Dernière matinée à Tam Coc, vers dix heures je me rends à la pagode de Bich Dong à peu près au même moment qu’un autocar entier de touristes chinois, coiffés de casquettes rouges portant le mention « Skytour ». On n’y voit rien tant il y a de monde dans ce temple-grotte, caché au fond d’une impasse. Il me faut adopter le pas de course, si je ne veux pas finir écrasé par une ribambelle de jeunes hilares s’arrêtant chaque deux mètres, histoire d’immortaliser la scène par un selfie, en posant devant un arbre, des bâtons d’encens ou encore un rocher. Même agitation dans la pagode principale où l’on enchaîne les prières à tire-larigot. Tout ce petit monde se déchausse en vitesse à l’entrée de la pièce, se faufile jusqu’à l’autel, s’agenouille, trois petits mouvements de tête rapide, un encens brûlé, quelques phrases marmonnées et hop le tour est joué. Ne reste plus qu’à grimper les marches en quatrième vitesse à travers la grotte et retrouver papa et maman qui vous attendent en haut, pour la énième série de photos souvenirs.
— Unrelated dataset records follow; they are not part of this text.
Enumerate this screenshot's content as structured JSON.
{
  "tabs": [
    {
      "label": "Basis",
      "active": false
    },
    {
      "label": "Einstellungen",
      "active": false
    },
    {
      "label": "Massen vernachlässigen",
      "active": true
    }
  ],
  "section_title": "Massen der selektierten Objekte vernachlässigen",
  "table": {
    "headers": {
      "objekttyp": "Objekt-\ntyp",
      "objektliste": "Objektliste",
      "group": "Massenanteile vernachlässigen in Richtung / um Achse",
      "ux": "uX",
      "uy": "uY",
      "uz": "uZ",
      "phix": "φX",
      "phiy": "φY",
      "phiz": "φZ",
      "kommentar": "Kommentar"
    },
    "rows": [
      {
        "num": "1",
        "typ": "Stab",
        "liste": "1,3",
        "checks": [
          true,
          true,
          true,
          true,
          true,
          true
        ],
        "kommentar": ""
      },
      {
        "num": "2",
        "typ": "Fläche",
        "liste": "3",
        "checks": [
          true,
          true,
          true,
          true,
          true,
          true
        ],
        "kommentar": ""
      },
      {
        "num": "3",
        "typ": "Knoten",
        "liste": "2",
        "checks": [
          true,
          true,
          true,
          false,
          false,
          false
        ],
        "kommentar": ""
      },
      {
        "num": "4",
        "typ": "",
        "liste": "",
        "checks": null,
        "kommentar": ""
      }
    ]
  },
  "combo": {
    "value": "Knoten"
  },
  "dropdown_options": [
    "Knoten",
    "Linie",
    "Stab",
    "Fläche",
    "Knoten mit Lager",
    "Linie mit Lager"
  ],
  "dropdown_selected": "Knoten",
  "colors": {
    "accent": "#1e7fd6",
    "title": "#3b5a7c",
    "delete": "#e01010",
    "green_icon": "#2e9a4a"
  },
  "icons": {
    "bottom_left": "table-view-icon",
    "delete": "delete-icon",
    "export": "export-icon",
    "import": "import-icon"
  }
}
Pfiou, et bien avec tout cela moi, je suis épuisé et en plus je n’ai rien vu ! Bye bye Bich Dong, à la prochaine peut-être…

Tam Coc sous la pluie

A Tam Coc en février, tous les pains sont gris et mon ventre déraille

La brume enveloppe toute la plaine et tous les pains sont gris. Nous rentrons d’une balade à vélo complètement trempés, moi ravi, les autres beaucoup moins. Nous retirons nos chaussures qu’on laissera devant l’entrée, voyant la mine déconfite d’Ana à notre arrivée. On a de la boue jusque dans le dos, le jean trempé jusqu’au genou, l’aventure du voyage diront certains. Nous croisons notre voisine de chambre en pleine séance de séchage sur sa terrasse. Vietnam pays tropical, les brochures nous auraient menti ? Il pleut, il pleut toujours, partout ça empeste l’humidité, dans la chambre, les sacs, sur les vêtements, cette fichue bruine ne s’arrête plus. La soirée s’annonce encore plus fraîche que la précédente…

chaussures mouillees a tam coc

Pour couronner le tout, depuis la fin d’après-midi j’ai l’estomac qui déraille, contre-coup d’un mois à me nourrir exclusivement de phô et de nouilles sautées copieusement arrosées de sauce chili. J’ai l’impression qu’une colonie complète de crapauds ont élu domicile dans mon ventre et mes intestins. Comme si quelqu’un s’amusait avec mes sucs gastriques, les transvasant d’un côté puis de l’autre, appuyant sur tous mes boyaux pour en défaire les nœuds. Pendant une heure ça ne s’arrête plus, on ouvre une porte, on la referme, un tour de clef puis ça recommence. J’imagine le pire comme à chaque fois, j’ai le cœur qui bat, des bouffées de chaleur. Un moment je crois sentir monter la fièvre, comme lors de ma dengue express à Pangkor. Finalement plus rien, et le soir venu, après avoir avalé quelques rouleaux de printemps, il n’y paraît plus rien.

Demain nous repartons vers Hanoï, ultime journée au Vietnam avant de filer vers l’île de Ko Chang en Thaïlande.